Personally, I like skeletonised designs when the movement underneath has been meticulously finished by hand. It reveals decorative details that would otherwise remain hidden. In this case, the movement is machine-made – yet I can understand Norqain’s reasoning; for many people, it is simply fascinating to see the mechanics and the moving parts. What’s more, it fits in well here with the concept of an ultra-light sports watch, designed to operate as efficiently as possible whilst minimising material use.


The dialside of the Norqain Wild One Skeleton 42 mm Purple presents itself with purple details.

If you prefer purple, you should take a look at the limited-edition Wild One Skeleton Purple – Find out more here


Why have a heart rate scale, anyway?

Heart rate monitors as a function on a chronograph are nothing new, but they’re hardly ever used these days. Ben Küffer explained to me in conversation that his clientele are both sporty and health-conscious, and that this allows them to keep an eye on their heart rate via their favourite watch whilst they’re exercising. A lovely touch, I think.

Comfort Strap

The Wild One Skeleton Chrono is available in black or turquoise, fitted with a textured rubber strap with a mesh-effect finish, available in either plain black or, to match, vibrant turquoise. Those who prefer a classic, lightweight look can opt for the NORTEQ pin buckle; for greater comfort, there is the folding clasp.

My conclusion

Admittedly, a starting price of just under 8,000 EUR is an ambitious positioning for a relatively new brand. However, when one considers the extent of in-house production, the consistent ‘100 per cent Swiss-made’ value creation within the Jura-Biel-Neuchâtel triangle, and the brand’s capacity for innovation, this assessment is quickly put into perspective.

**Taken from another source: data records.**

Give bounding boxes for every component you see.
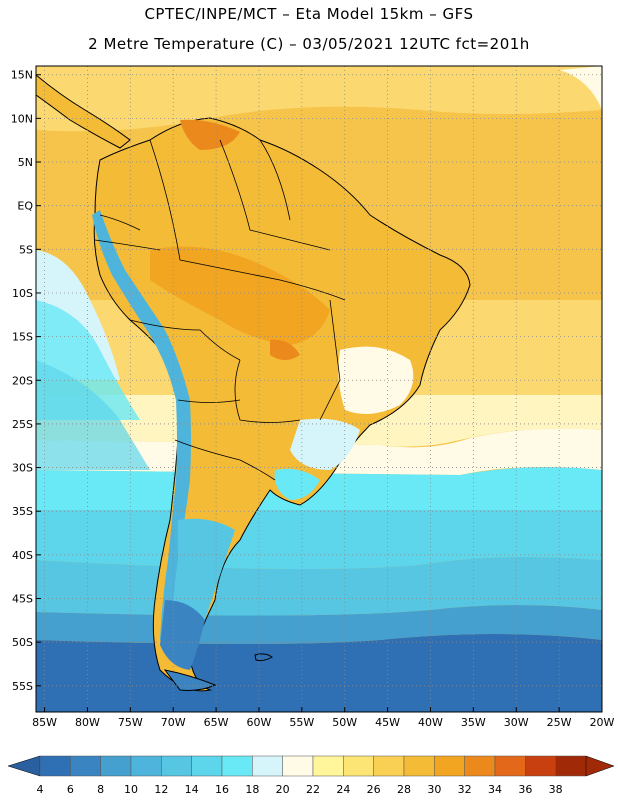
lat-tick-label: 45S: [12, 593, 33, 606]
lat-tick-label: 20S: [12, 374, 33, 387]
colorbar-swatch: [221, 755, 253, 777]
colorbar-tick-label: 30: [427, 783, 441, 796]
colorbar-swatch: [494, 755, 526, 777]
lat-tick-label: 30S: [12, 462, 33, 475]
lon-tick-label: 50W: [332, 716, 357, 729]
longitude-axis: 85W 80W 75W 70W 65W 60W 55W 50W 45W 40W 35W 30W 25W 2…: [32, 707, 615, 729]
header-title-line2: 2 Metre Temperature (C) – 03/05/2021 12U…: [88, 35, 530, 53]
colorbar-tick-label: 26: [367, 783, 381, 796]
colorbar-swatch: [130, 755, 162, 777]
colorbar-tick-label: 16: [215, 783, 229, 796]
colorbar-swatch: [282, 755, 314, 777]
temperature-map: [36, 66, 602, 712]
lat-tick-label: 25S: [12, 418, 33, 431]
lon-tick-label: 75W: [118, 716, 143, 729]
colorbar-swatch: [161, 755, 192, 777]
colorbar-swatch: [312, 755, 344, 777]
lat-tick-label: 15N: [11, 69, 33, 82]
lat-tick-label: 35S: [12, 505, 33, 518]
lat-tick-label: 10N: [11, 112, 33, 125]
colorbar-left-arrow: [7, 755, 41, 777]
colorbar-tick-label: 38: [549, 783, 563, 796]
colorbar-swatch: [373, 755, 405, 777]
lon-tick-label: 20W: [590, 716, 615, 729]
colorbar-swatch: [39, 755, 71, 777]
lat-tick-label: 5S: [19, 243, 33, 256]
colorbar-tick-label: 32: [458, 783, 472, 796]
colorbar-tick-label: 34: [488, 783, 502, 796]
colorbar-tick-label: 22: [306, 783, 320, 796]
colorbar-tick-label: 36: [518, 783, 532, 796]
colorbar-swatch: [100, 755, 132, 777]
lat-tick-label: 50S: [12, 636, 33, 649]
colorbar-right-arrow: [585, 755, 615, 777]
lon-tick-label: 40W: [418, 716, 443, 729]
lat-tick-label: 15S: [12, 331, 33, 344]
colorbar-tick-label: 12: [154, 783, 168, 796]
latitude-axis: 15N 10N 5N EQ 5S 10S 15S 20S 25S 30S 35S 40S 45S 50S 5…: [11, 69, 41, 693]
colorbar-swatch: [191, 755, 223, 777]
lat-tick-label: 40S: [12, 549, 33, 562]
lon-tick-label: 65W: [204, 716, 229, 729]
colorbar-tick-label: 18: [245, 783, 259, 796]
lon-tick-label: 85W: [32, 716, 57, 729]
colorbar-tick-label: 14: [185, 783, 199, 796]
lon-tick-label: 80W: [75, 716, 100, 729]
colorbar-tick-label: 6: [67, 783, 74, 796]
colorbar-swatch: [70, 755, 101, 777]
header-title-line1: CPTEC/INPE/MCT – Eta Model 15km – GFS: [144, 5, 474, 23]
colorbar-tick-label: 20: [276, 783, 290, 796]
colorbar-swatch: [525, 755, 556, 777]
lon-tick-label: 55W: [289, 716, 314, 729]
colorbar-swatch: [464, 755, 496, 777]
lon-tick-label: 45W: [375, 716, 400, 729]
lon-tick-label: 35W: [461, 716, 486, 729]
map-frame: [35, 65, 603, 713]
colorbar-swatch: [252, 755, 283, 777]
lon-tick-label: 25W: [547, 716, 572, 729]
lat-tick-label: 5N: [18, 156, 33, 169]
lat-tick-label: 55S: [12, 680, 33, 693]
lon-tick-label: 30W: [504, 716, 529, 729]
colorbar-swatch: [403, 755, 435, 777]
colorbar-tick-label: 28: [397, 783, 411, 796]
lon-tick-label: 70W: [161, 716, 186, 729]
lon-tick-label: 60W: [247, 716, 272, 729]
colorbar-swatch: [434, 755, 465, 777]
lat-tick-label: EQ: [17, 200, 33, 213]
colorbar-swatch: [555, 755, 587, 777]
lat-tick-label: 10S: [12, 287, 33, 300]
colorbar: 4 6 8 10 12 14 16 18 20 22 24 26 28 30 32 34 36 38: [7, 755, 615, 796]
colorbar-tick-label: 24: [336, 783, 350, 796]
colorbar-tick-label: 10: [124, 783, 138, 796]
colorbar-swatch: [343, 755, 374, 777]
colorbar-tick-label: 4: [37, 783, 44, 796]
colorbar-tick-label: 8: [97, 783, 104, 796]
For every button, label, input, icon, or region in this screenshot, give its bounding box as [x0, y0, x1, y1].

The fact that this concept stands up to the rigours of everyday life is demonstrated not least by its use on the court: professional tennis player Stan Wawrinka regularly wears the timepiece during his high-intensity professional matches – a strain that most mechanical chronographs would not be able to withstand. And even though Stan Wawrinka has a direct stake in the brand, he would certainly not put his performance at risk if the chronograph were not extremely comfortable to wear and therefore did not hinder his game. And that, for me, is precisely what makes Norqain watches so fascinating.